A payment of $1.1 million in damages to Lemmon Valley flood plaintiffs was put on hold today after the Nevada Supreme Court granted the defendant, the City of Reno, a reprieve.
The city, after yesterday’s decision that awarded damages to the plaintiffs, filed today an emergency motion in the state court.
“The Nevada Supreme Court should issue an emergency stay of the district court
proceedings and order the district court to stay any and all proceedings to enforce the money judgment in this action, pending appeal,” Reno city attorneys argued.
Three judges agreed.
They wrote: “Having reviewed the motion and supporting documentation, we conclude that a temporary stay is warranted pending our receipt and consideration of any opposition from respondents. Accordingly, we stay enforcement of the district court’s February 11 order, and any and all other money judgments in this matter, pending further order of this court.”

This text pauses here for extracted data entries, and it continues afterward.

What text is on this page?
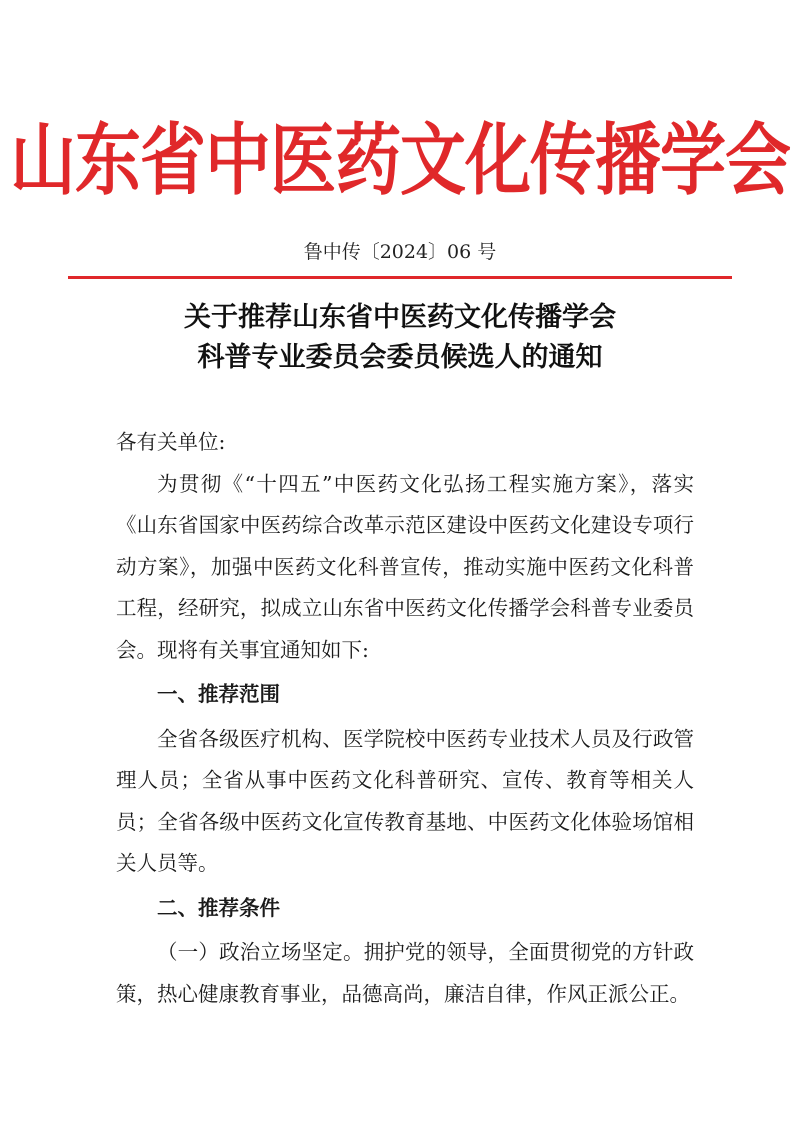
山东省中医药文化传播学会
鲁中传〔2024〕06 号
关于推荐山东省中医药文化传播学会
科普专业委员会委员候选人的通知

各有关单位:

为贯彻《“十四五”中医药文化弘扬工程实施方案》，落实《山东省国家中医药综合改革示范区建设中医药文化建设专项行动方案》，加强中医药文化科普宣传，推动实施中医药文化科普工程，经研究，拟成立山东省中医药文化传播学会科普专业委员会。现将有关事宜通知如下:

一、推荐范围

全省各级医疗机构、医学院校中医药专业技术人员及行政管理人员；全省从事中医药文化科普研究、宣传、教育等相关人员；全省各级中医药文化宣传教育基地、中医药文化体验场馆相关人员等。

二、推荐条件

（一）政治立场坚定。拥护党的领导，全面贯彻党的方针政策，热心健康教育事业，品德高尚，廉洁自律，作风正派公正。
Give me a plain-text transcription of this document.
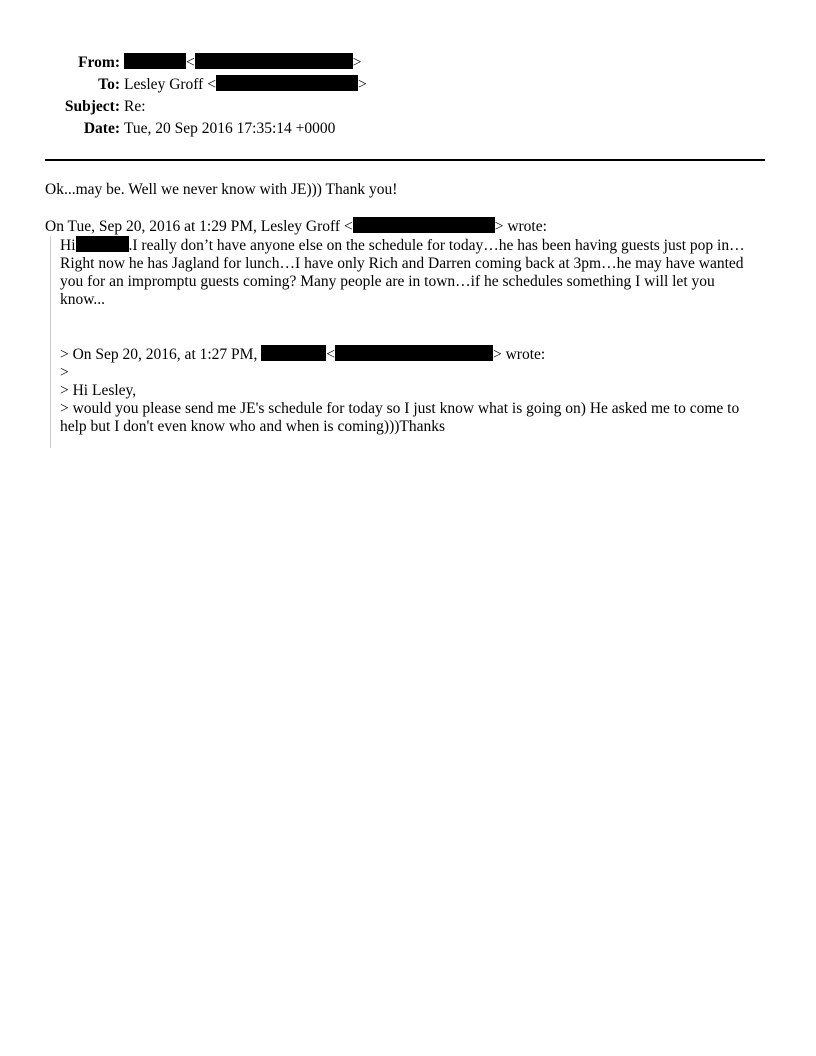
From:	<	>
To: Lesley Groff <	>
Subject: Re:
Date: Tue, 20 Sep 2016 17:35:14 +0000
Ok...may be. Well we never know with JE))) Thank you!
On Tue, Sep 20, 2016 at 1:29 PM, Lesley Groff <	> wrote:
Hi	.I really don’t have anyone else on the schedule for today…he has been having guests just pop in…
Right now he has Jagland for lunch…I have only Rich and Darren coming back at 3pm…he may have wanted
you for an impromptu guests coming? Many people are in town…if he schedules something I will let you
know...
> On Sep 20, 2016, at 1:27 PM,	<	> wrote:
>
> Hi Lesley,
> would you please send me JE's schedule for today so I just know what is going on) He asked me to come to
help but I don't even know who and when is coming)))Thanks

Here was the city’s argument:
“The City is likely to prevail on the merits because the flooding: (1) occurred only once and is not permanent or inevitably recurring; (2) did not permanently transmute the Plaintiffs’ property into a floodplain; (3) did not effectually destroy or impair the usefulness of the Plaintiffs’ property; and (4) does not currently occupy Plaintiffs’ properties. In addition, the Plaintiffs will not suffer irreparable injury from a stay because the Plaintiffs control and remain in possession of their respective properties.”